What’s the difference between chick-lit and a story about two sisters and their careers, love-lives and family connections? Okay, there can be big differences when the one genre refuses to act like women are individuals with a multidimensional character, but that’s bad writing, not a genre problem.
Anyway, Short Girls. Two Asian-American sisters who stumble through life, love, family and career while trying to discover why they drifted apart. Their father is the unwelcome thing that binds them, continues to bring them together because of his needs, his inventions, his struggles as a short man and as an immigrant.
Besides the very recognizable (daily) things, Nguyen shows the strange world of being a minority, always knowing that the first judgment will be on your not-of-the-majority looks. Even for the American born sisters there are several extra layers of being different.
Short Girls gives a nice insight into the life of at the same time remarkable and ordinary women.
Short Girls, Bich Minh Nguyen, Viking 2009
The table was sticky, there was a cloudy smudge on my water glass, and we’d been seated for ten minutes with no sign of a waitress.
From time to time a bit obvious, but so very sweet. I’m repeating myself, but this is just more proof about how there are good children/teenagers books around. This time it’s about new beginnings, identity and whatever happens when parents divorce.
Mclean follows her father around the country for his job, fixing badly functioning restaurants. In every new location, she invents a new identity. Drama queen, student council girl, loner. Her father fixes the restaurant, she makes sure that they can have an easy, domestic life.
Of course this time, things go differently. She forgets to give herself a new identity, the friends might be real friends and the high-strung relationship with her mother finally comes to an explosion. It’s giving, living and learning as an adolescent. A nice look into the teenage mind.
what happened to goodbye, Sarah Dessen, Viking 2011
They had flown from England to Minneapolis to look at a toilet.
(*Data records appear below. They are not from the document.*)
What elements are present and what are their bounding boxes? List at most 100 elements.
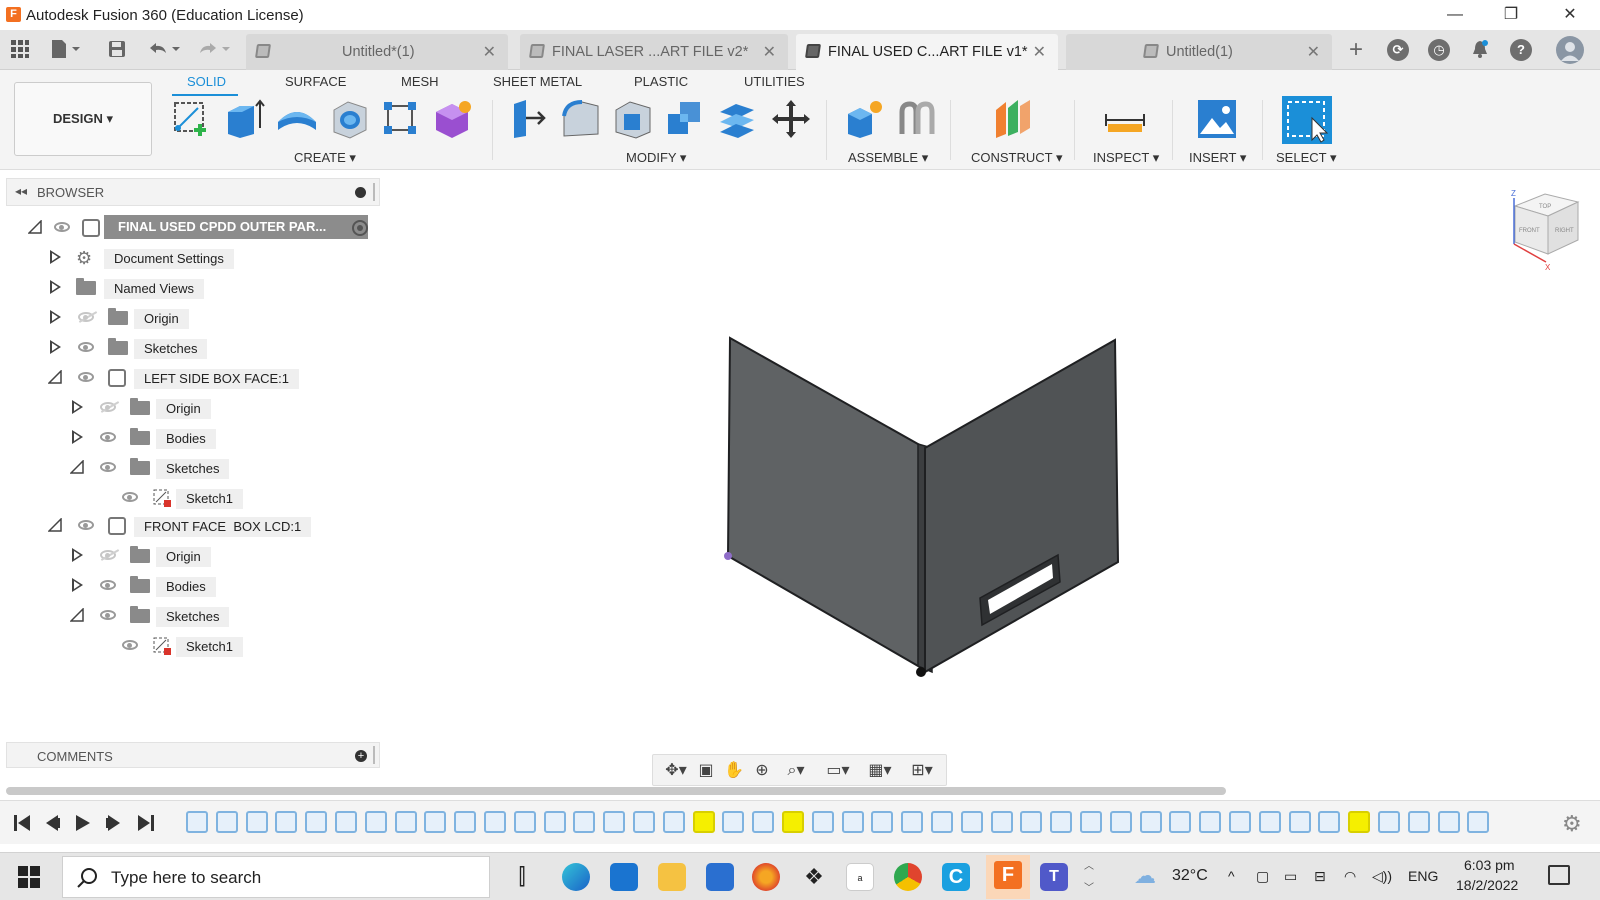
timeline-feature-item[interactable] bbox=[1437, 811, 1460, 833]
timeline-feature-item[interactable] bbox=[782, 811, 804, 833]
teams-icon[interactable]: T bbox=[1040, 863, 1068, 891]
meet-now-icon[interactable]: ▢ bbox=[1256, 868, 1269, 885]
tree-item-named-views[interactable]: Named Views bbox=[48, 274, 268, 300]
revolve-tool-icon[interactable] bbox=[276, 98, 316, 138]
timeline-feature-item[interactable] bbox=[1258, 811, 1281, 833]
create-sketch-tool-icon[interactable] bbox=[170, 98, 210, 138]
timeline-feature-item[interactable] bbox=[1139, 811, 1162, 833]
panel-resize-handle[interactable] bbox=[373, 746, 375, 764]
tree-item-sketches[interactable]: Sketches bbox=[70, 454, 270, 480]
volume-icon[interactable]: ◁)) bbox=[1372, 868, 1392, 885]
timeline-feature-item[interactable] bbox=[1378, 811, 1400, 833]
timeline-feature-item[interactable] bbox=[960, 811, 983, 833]
notifications-bell-icon[interactable] bbox=[1469, 39, 1491, 61]
timeline-feature-item[interactable] bbox=[1348, 811, 1371, 833]
fusion360-taskbar-active[interactable]: F bbox=[986, 855, 1030, 899]
tree-item-left-side-box-face[interactable]: LEFT SIDE BOX FACE:1 bbox=[48, 364, 308, 390]
fillet-tool-icon[interactable] bbox=[560, 98, 600, 138]
timeline-feature-item[interactable] bbox=[811, 811, 834, 833]
shell-tool-icon[interactable] bbox=[612, 98, 652, 139]
press-pull-tool-icon[interactable] bbox=[508, 98, 548, 138]
expanded-triangle-icon[interactable] bbox=[48, 370, 62, 384]
display-icon[interactable]: ⊟ bbox=[1314, 868, 1326, 885]
activate-radio-icon[interactable] bbox=[352, 220, 368, 236]
timeline-play-icon[interactable] bbox=[72, 813, 92, 833]
scroll-up-chevron-icon[interactable]: ︿ bbox=[1084, 857, 1094, 872]
tree-item-front-face-box-lcd[interactable]: FRONT FACE BOX LCD:1 bbox=[48, 512, 318, 538]
modify-menu[interactable]: MODIFY ▾ bbox=[626, 150, 686, 166]
orbit-icon[interactable]: ✥▾ bbox=[659, 761, 693, 781]
add-comment-icon[interactable]: + bbox=[355, 750, 367, 762]
extensions-icon[interactable]: ⟳ bbox=[1387, 39, 1409, 61]
timeline-feature-item[interactable] bbox=[1288, 811, 1311, 833]
timeline-prev-icon[interactable] bbox=[42, 813, 62, 833]
insert-image-tool-icon[interactable] bbox=[1196, 98, 1236, 138]
pan-hand-icon[interactable]: ✋ bbox=[723, 761, 745, 781]
expanded-triangle-icon[interactable] bbox=[48, 518, 62, 532]
collapsed-triangle-icon[interactable] bbox=[50, 310, 61, 324]
timeline-feature-item[interactable] bbox=[752, 811, 775, 833]
create-form-tool-icon[interactable] bbox=[432, 98, 472, 138]
inspect-menu[interactable]: INSPECT ▾ bbox=[1093, 150, 1159, 166]
dropbox-icon[interactable]: ❖ bbox=[800, 863, 828, 891]
timeline-feature-item[interactable] bbox=[931, 811, 953, 833]
timeline-feature-item[interactable] bbox=[245, 811, 268, 833]
undo-icon[interactable] bbox=[146, 39, 182, 61]
ribbon-tab-plastic[interactable]: PLASTIC bbox=[634, 74, 688, 89]
visibility-eye-icon[interactable] bbox=[100, 432, 116, 442]
timeline-feature-item[interactable] bbox=[1050, 811, 1073, 833]
browser-panel-header[interactable]: ◂◂ BROWSER bbox=[6, 178, 380, 206]
hidden-eye-icon[interactable] bbox=[100, 402, 116, 412]
viewcube-navigator[interactable]: TOP FRONT RIGHT Z X bbox=[1500, 188, 1590, 278]
minimize-button[interactable]: — bbox=[1432, 2, 1478, 28]
tree-item-sketch1[interactable]: Sketch1 bbox=[118, 632, 258, 658]
collapsed-triangle-icon[interactable] bbox=[50, 340, 61, 354]
timeline-feature-item[interactable] bbox=[364, 811, 387, 833]
ribbon-tab-utilities[interactable]: UTILITIES bbox=[744, 74, 805, 89]
visibility-eye-icon[interactable] bbox=[78, 372, 94, 382]
hole-tool-icon[interactable] bbox=[328, 98, 368, 139]
tree-item-bodies[interactable]: Bodies bbox=[70, 572, 270, 598]
construct-menu[interactable]: CONSTRUCT ▾ bbox=[971, 150, 1063, 166]
timeline-feature-item[interactable] bbox=[573, 811, 596, 833]
timeline-feature-item[interactable] bbox=[662, 811, 685, 833]
timeline-next-icon[interactable] bbox=[104, 813, 124, 833]
timeline-feature-item[interactable] bbox=[901, 811, 924, 833]
tree-item-sketch1[interactable]: Sketch1 bbox=[118, 484, 258, 510]
doc-tab-untitled-modified[interactable]: Untitled*(1) ✕ bbox=[246, 34, 508, 70]
workspace-design-dropdown[interactable]: DESIGN ▾ bbox=[14, 82, 152, 156]
timeline-feature-item[interactable] bbox=[871, 811, 894, 833]
visibility-eye-icon[interactable] bbox=[100, 462, 116, 472]
maximize-button[interactable]: ❐ bbox=[1488, 2, 1534, 28]
pattern-tool-icon[interactable] bbox=[380, 98, 420, 138]
app-c-icon[interactable]: C bbox=[942, 863, 970, 891]
timeline-feature-item[interactable] bbox=[1169, 811, 1192, 833]
collapsed-triangle-icon[interactable] bbox=[72, 430, 83, 444]
collapsed-triangle-icon[interactable] bbox=[72, 578, 83, 592]
visibility-eye-icon[interactable] bbox=[122, 640, 138, 650]
close-tab-icon[interactable]: ✕ bbox=[1307, 42, 1320, 62]
grid-settings-icon[interactable]: ▦▾ bbox=[863, 761, 897, 781]
user-avatar[interactable] bbox=[1556, 36, 1584, 64]
viewports-icon[interactable]: ⊞▾ bbox=[905, 761, 939, 781]
look-at-icon[interactable]: ▣ bbox=[695, 761, 717, 781]
collapsed-triangle-icon[interactable] bbox=[72, 400, 83, 414]
mail-icon[interactable] bbox=[610, 863, 638, 891]
action-center-notification-icon[interactable] bbox=[1548, 865, 1570, 885]
zoom-icon[interactable]: ⊕ bbox=[751, 761, 773, 781]
tree-item-origin[interactable]: Origin bbox=[48, 304, 268, 330]
create-menu[interactable]: CREATE ▾ bbox=[294, 150, 356, 166]
amazon-icon[interactable]: a bbox=[846, 863, 874, 891]
battery-icon[interactable]: ▭ bbox=[1284, 868, 1297, 885]
timeline-feature-item[interactable] bbox=[1080, 811, 1102, 833]
close-tab-icon[interactable]: ✕ bbox=[763, 42, 776, 62]
visibility-eye-icon[interactable] bbox=[78, 520, 94, 530]
taskbar-search-box[interactable]: Type here to search bbox=[62, 856, 490, 898]
show-hidden-icons-chevron[interactable]: ^ bbox=[1228, 868, 1235, 884]
ribbon-tab-sheet-metal[interactable]: SHEET METAL bbox=[493, 74, 582, 89]
microsoft-store-icon[interactable] bbox=[706, 863, 734, 891]
timeline-feature-item[interactable] bbox=[543, 811, 566, 833]
timeline-feature-item[interactable] bbox=[633, 811, 655, 833]
timeline-feature-item[interactable] bbox=[1109, 811, 1132, 833]
timeline-settings-gear-icon[interactable]: ⚙ bbox=[1562, 811, 1582, 837]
I saw more of Nick Hornby’s book-to-film projects than read his books. Feeling like a laugh (I never seem to learn about books with the “comedy” genre sticker), I took a risk with Juliet, Naked. It paid off.
Annie’s boyfriend for fifteen years is obsessed with an eighties’ musician. Both of their lives circle Tucker Crowe; his for unknown reasons, hers because her boyfriend can’t live without linking everything back to Tucker Crowe, his music and his life. Everything else is simply (permanently) put on hold. And, being human, Annie kind of gets used to it. She didn’t want this, but how do you change?
Tucker Crowe’s newest CD is the trigger to that change. Annie’s and Duncan’s life together finally splits and it’s up to them to look at ‘Now what?’ and who they have become after fifteen years of symbiotic living. This sounds pretty dramatic, but Nick Hornby’s dry English humour builds a coming-of-age-at-forty-something story without any bitterness or sentimental toppings. ‘Life happens when you’re busy making plans’ never rang more true.
Juliet, Naked deserves the sticker of comedy genre, without being horribly try-hard or laugh-or-I-shoot.